Yukarıda sayılan gayrimenkuller dışında kalan ve Gelir Vergisi Kanununun 70 inci maddesinde sayılan diğer mal ve hakların (arama, işletme, imtiyaz haklan ve ruhsatları ve diğer hakların) kiralanması işlemleri iktisadi işletmeye dâhil olup olmadığına bakılmaksızın KDV'ye tabi bulunmaktadır.
Vergiyi doğuran olay-gelir vergisi ve KDV’de farklar
Katma Değer Vergisi uygulaması bakımından kiralama işlemlerinde vergiyi doğuran olayın meydana gelmesi ile Gelir Vergisi göre farklılık göstermektedir. Başlangıçta mal ve hakların kiralanması işlemlerinde Katma Değer Vergisi'nde de tahsil esası benimsenmişse de son yıllardaki düzenlemelerle Katma Değer Vergisinde vergiyi doğuran olayın meydana gelmesinin belirlenmesinde tahakkuk esası kabul edilmiştir.

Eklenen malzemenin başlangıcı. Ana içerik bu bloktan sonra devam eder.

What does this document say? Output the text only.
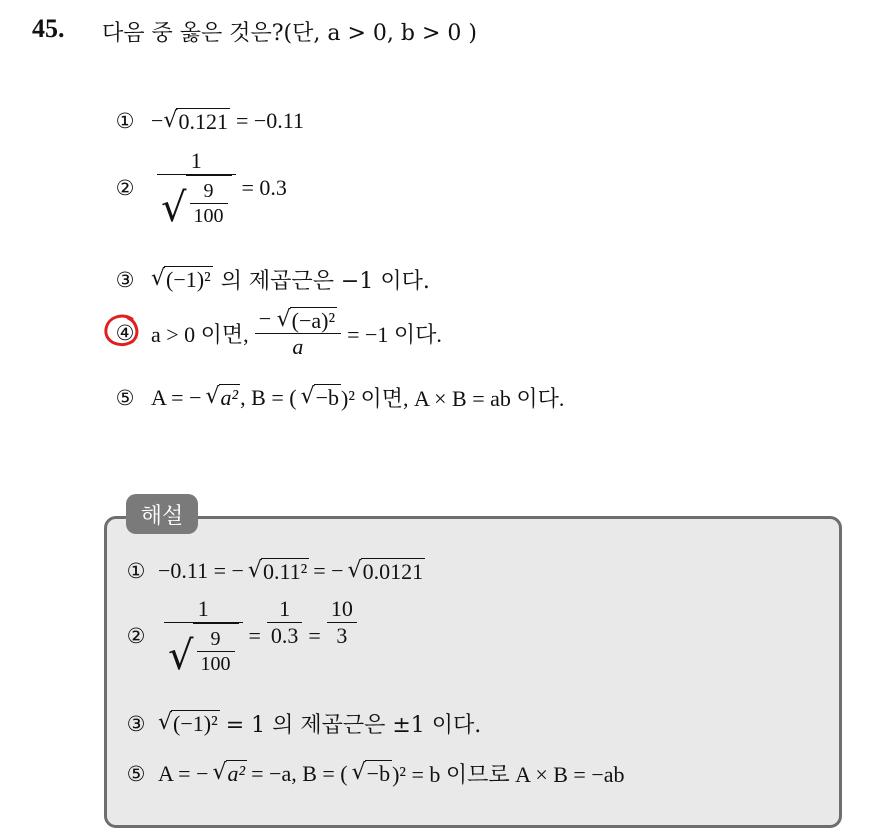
45. 다음 중 옳은 것은?(단, a > 0, b > 0 )
① − √ 0.121 = −0.11
②
1
√ $\frac{9}{100} = 0.3$
③ √ (−1)² 의 제곱근은 −1 이다.
④ a > 0 이면, $\frac{\text{− √ (−a)²}}{a} = -1$ 이다.
⑤ A = − √ a² , B = ( √ −b )² 이면, A × B = ab 이다.
해설
① −0.11 = − √ 0.11² = − √ 0.0121
②
1
√ $\frac{9}{100} = \frac{1}{0.3} = \frac{10}{3}$
③ √ (−1)² = 1 의 제곱근은 ±1 이다.
⑤ A = − √ a² = −a, B = ( √ −b )² = b 이므로 A × B = −ab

GVK’da gayrimenkul sermaye iradı için tahsil esası benimsenmiştir. GVK’de tahsil esasının benimsendiği, GVK’nın 72'nci maddesinde ifade edilmiştir. Maddeye göre, bir takvim yılı içinde o yıla veya geçmiş yıllara ilişkin nakden veya aynen tahsil edilen tutarlar gayrimenkul sermaye iradında hasılatı teşkil etmektedir. Gelecek yıllara ait olup peşin tahsil olunan kiralar ise, ilgili bulundukları yılın geliri sayılır. Görüldüğü üzere, gayrimenkul sermaye iradında tahsil esası sadece cari vergilendirme dönemi ile önceki dönemlerin iratlarını kapsar.

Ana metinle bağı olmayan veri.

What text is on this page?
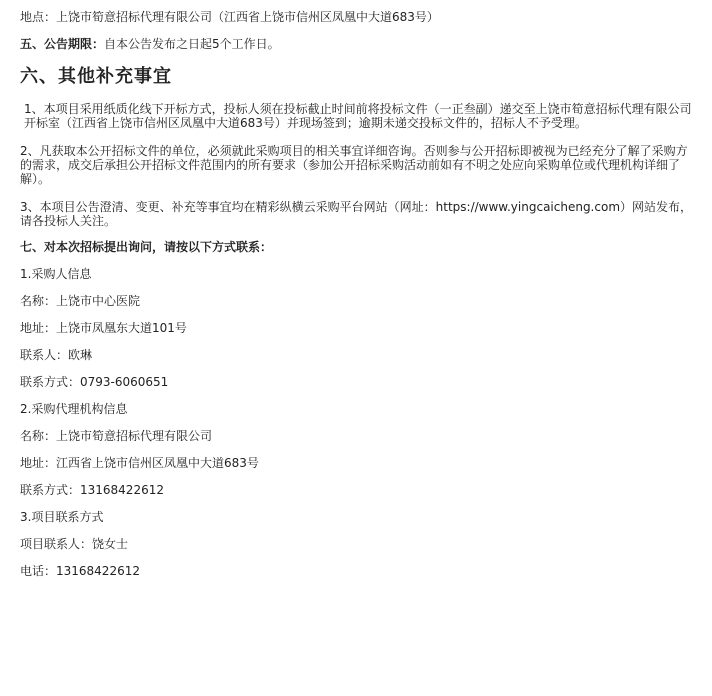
地点：上饶市筍意招标代理有限公司（江西省上饶市信州区凤凰中大道683号）

五、公告期限：自本公告发布之日起5个工作日。

六、其他补充事宜

1、本项目采用纸质化线下开标方式，投标人须在投标截止时间前将投标文件（一正叁副）递交至上饶市筍意招标代理有限公司开标室（江西省上饶市信州区凤凰中大道683号）并现场签到；逾期未递交投标文件的，招标人不予受理。

2、凡获取本公开招标文件的单位，必须就此采购项目的相关事宜详细咨询。否则参与公开招标即被视为已经充分了解了采购方的需求，成交后承担公开招标文件范围内的所有要求（参加公开招标采购活动前如有不明之处应向采购单位或代理机构详细了解）。

3、本项目公告澄清、变更、补充等事宜均在精彩纵横云采购平台网站（网址：https://www.yingcaicheng.com）网站发布，请各投标人关注。

七、对本次招标提出询问，请按以下方式联系：

1.采购人信息

名称：上饶市中心医院

地址：上饶市凤凰东大道101号

联系人：欧琳

联系方式：0793-6060651

2.采购代理机构信息

名称：上饶市筍意招标代理有限公司

地址：江西省上饶市信州区凤凰中大道683号

联系方式：13168422612

3.项目联系方式

项目联系人：饶女士

电话：13168422612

GVK’nın 70'inci maddesi kapsamında yapılan kiralama işlemlerinde KDVK ile GVK’nin farklı esasların benimsenmiş olduğunu gözeten mali idare 25 Seri No.lu KDVK Genel Tebliği'nde, bu tür kiralarına işlemlerince vergiyi doğuran olayın kira bedelinin tahsil edilmesiyle gerçekleşeceği yönünde düzenleme yapmıştır. Yapılan düzenleme ile KDVK'nın tamamında benimsenmiş, olan tahakkuk esasından, GVK’nın 70'inci maddesi kapsamında yapılan kiralama işlemleriyle sınırlı olmak üzere vazgeçilerek tahsil esası kabul edilmişti. Ancak,2014 Yılı Nisan ayında bu tarihe kadar yayınlanmış olan genel tebliğlerin yerine geçmek üzere KDV Kanunu Genel Uygulama Tebliği uygulamaya konulmuştur. Bu yeni düzenlemede kiralama işlemlerinde tahsil usulüne yer verilmemiş ve bu alanda da tahakkuk esası kabul edilmiş olmaktadır. Böylece kiralama işlemlerinde kiralama hizmetlerinin verilmesi ile vergilendirme dönemi itibariyle vergiyi doğuran olay meydana gelmiş olacak, tahsil durumu önemli olmayacaktır.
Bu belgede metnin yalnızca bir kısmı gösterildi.